In synthesis, Operé's study consists of close readings on a wide array of captivity narratives, which close with interpretive feints that employ various critical approaches. Thanks to the directness of its prose and its wide-ranging gaze, Indian Captivity effectively and enthusiastically conveys the narrative intrigue that many of the works presented contain. At times it is, well, captivating, and would make an excellent template for an undergraduate course based on the themes of imperial and nationalist expansion, frontier encounters, and subaltern experience.
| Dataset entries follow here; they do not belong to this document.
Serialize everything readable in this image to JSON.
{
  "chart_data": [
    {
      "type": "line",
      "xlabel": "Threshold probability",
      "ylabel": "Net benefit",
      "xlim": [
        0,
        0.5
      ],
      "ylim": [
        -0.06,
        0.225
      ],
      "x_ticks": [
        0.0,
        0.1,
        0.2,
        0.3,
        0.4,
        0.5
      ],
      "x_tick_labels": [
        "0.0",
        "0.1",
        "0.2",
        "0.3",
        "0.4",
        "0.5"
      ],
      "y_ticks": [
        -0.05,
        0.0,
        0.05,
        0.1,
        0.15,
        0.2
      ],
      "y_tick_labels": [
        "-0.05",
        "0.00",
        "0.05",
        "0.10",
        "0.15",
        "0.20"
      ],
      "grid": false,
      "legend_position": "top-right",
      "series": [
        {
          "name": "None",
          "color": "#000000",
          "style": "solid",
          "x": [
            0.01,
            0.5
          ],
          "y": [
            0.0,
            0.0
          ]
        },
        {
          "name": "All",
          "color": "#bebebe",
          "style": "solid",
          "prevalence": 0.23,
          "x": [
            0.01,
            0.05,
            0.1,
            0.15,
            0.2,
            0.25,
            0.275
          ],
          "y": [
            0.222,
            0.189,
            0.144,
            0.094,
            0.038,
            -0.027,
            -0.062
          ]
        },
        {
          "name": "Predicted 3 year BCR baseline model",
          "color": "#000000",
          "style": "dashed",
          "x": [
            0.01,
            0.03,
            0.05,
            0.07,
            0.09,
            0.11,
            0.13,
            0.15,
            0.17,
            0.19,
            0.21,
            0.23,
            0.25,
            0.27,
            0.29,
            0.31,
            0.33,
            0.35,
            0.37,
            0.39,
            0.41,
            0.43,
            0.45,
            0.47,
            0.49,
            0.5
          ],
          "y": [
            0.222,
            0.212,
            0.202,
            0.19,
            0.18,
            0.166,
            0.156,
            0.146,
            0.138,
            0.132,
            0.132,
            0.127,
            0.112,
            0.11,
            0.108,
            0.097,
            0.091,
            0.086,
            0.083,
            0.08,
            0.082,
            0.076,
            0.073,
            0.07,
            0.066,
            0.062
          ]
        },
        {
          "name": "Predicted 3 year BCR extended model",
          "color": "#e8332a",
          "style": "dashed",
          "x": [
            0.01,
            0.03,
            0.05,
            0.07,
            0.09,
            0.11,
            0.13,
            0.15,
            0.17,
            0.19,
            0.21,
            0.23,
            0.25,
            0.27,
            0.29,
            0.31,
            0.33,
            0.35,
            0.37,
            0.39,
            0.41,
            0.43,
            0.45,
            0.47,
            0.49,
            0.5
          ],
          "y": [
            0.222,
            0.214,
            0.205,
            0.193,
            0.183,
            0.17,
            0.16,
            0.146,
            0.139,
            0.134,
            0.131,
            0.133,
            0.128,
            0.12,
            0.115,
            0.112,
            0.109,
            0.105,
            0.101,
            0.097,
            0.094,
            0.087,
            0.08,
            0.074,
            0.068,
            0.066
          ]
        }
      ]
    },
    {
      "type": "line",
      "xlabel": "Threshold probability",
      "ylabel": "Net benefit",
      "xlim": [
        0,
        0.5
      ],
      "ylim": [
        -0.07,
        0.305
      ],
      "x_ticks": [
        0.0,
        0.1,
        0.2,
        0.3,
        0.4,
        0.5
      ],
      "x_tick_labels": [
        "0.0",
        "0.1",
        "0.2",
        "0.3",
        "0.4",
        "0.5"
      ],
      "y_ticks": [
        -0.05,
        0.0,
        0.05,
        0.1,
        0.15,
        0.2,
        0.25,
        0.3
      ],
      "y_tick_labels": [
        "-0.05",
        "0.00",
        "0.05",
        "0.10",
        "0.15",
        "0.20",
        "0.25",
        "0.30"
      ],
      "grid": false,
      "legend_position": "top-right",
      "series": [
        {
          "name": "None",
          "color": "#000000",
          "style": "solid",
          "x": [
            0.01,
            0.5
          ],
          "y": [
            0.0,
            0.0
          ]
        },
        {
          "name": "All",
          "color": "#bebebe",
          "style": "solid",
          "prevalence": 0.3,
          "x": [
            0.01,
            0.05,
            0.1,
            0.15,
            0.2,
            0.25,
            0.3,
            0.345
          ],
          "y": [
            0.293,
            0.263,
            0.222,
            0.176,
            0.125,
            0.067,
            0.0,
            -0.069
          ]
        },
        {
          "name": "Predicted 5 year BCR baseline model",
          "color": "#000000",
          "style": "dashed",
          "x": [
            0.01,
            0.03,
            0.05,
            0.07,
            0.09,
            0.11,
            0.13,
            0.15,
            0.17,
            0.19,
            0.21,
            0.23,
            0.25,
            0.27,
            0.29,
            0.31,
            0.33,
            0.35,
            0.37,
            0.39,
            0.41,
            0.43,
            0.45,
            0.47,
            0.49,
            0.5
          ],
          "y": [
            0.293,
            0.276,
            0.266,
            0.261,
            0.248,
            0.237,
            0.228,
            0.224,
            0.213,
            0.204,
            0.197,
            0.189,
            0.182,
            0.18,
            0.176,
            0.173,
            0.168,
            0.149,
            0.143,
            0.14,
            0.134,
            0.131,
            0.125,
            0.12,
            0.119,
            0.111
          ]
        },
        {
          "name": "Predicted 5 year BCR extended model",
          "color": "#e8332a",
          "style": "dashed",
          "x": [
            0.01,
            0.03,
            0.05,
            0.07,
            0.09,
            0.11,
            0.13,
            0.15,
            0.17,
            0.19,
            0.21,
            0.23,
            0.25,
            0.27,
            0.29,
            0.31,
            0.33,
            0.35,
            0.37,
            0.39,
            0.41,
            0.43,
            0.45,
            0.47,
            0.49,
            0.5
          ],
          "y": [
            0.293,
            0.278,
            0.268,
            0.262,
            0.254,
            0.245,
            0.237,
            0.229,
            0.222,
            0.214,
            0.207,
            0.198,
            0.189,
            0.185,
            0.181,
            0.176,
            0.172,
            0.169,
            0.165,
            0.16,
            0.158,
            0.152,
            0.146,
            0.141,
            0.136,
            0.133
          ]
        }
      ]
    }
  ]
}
To its detriment, the accumulation of short critical incursions does not sufficiently problematize the field of inquiry in which Indian Captivity situates itself. It specifies what texts it examines, but it never cogently argues why or how it engages this particular selection of works. "Frontier" and "captivity" function as the common denominator that brings these texts together, though Operé never reevaluates his provisional definitions of the terms. In other words, the work signals an interest and a need to understand captivity narratives as a corpus that traverses political, cultural, and discursive frontiers in a similar way, but it largely limits itself to considering the relationship between works and the events they represent, not between texts. "Captives in Literature," the final chapter, calls attention to the thorny issues of intertextuality, though it does so by retracing the arc of the entire book in vertiginous fashion, from Ercilla's La Araucana to contemporary Argentine fiction. The one-to-one mapping of Indian Captivity succeeds in recuperating some forgotten voices of individual authors and subjects, but it does so by situating them on a map of Spanish America whose cultural, [End Page 123] historical, and theoretical topographies have been smoothed. At the same time, the book never loses sight of either the scope of its enterprise or the fragmentary nature of its corpus, which lends it the virtue of revealing to a scholarly audience the forking paths of future investigations about Spanish American captivity. [End Page 124]

Brendan Lanctot
University of Puget Sound

Footnotes

1. The original is equally direct: ". . . se traduce en la voluntad de los indios por integrar a las mujeres y sus bastardos al seno de la sociedad mapuche" (91).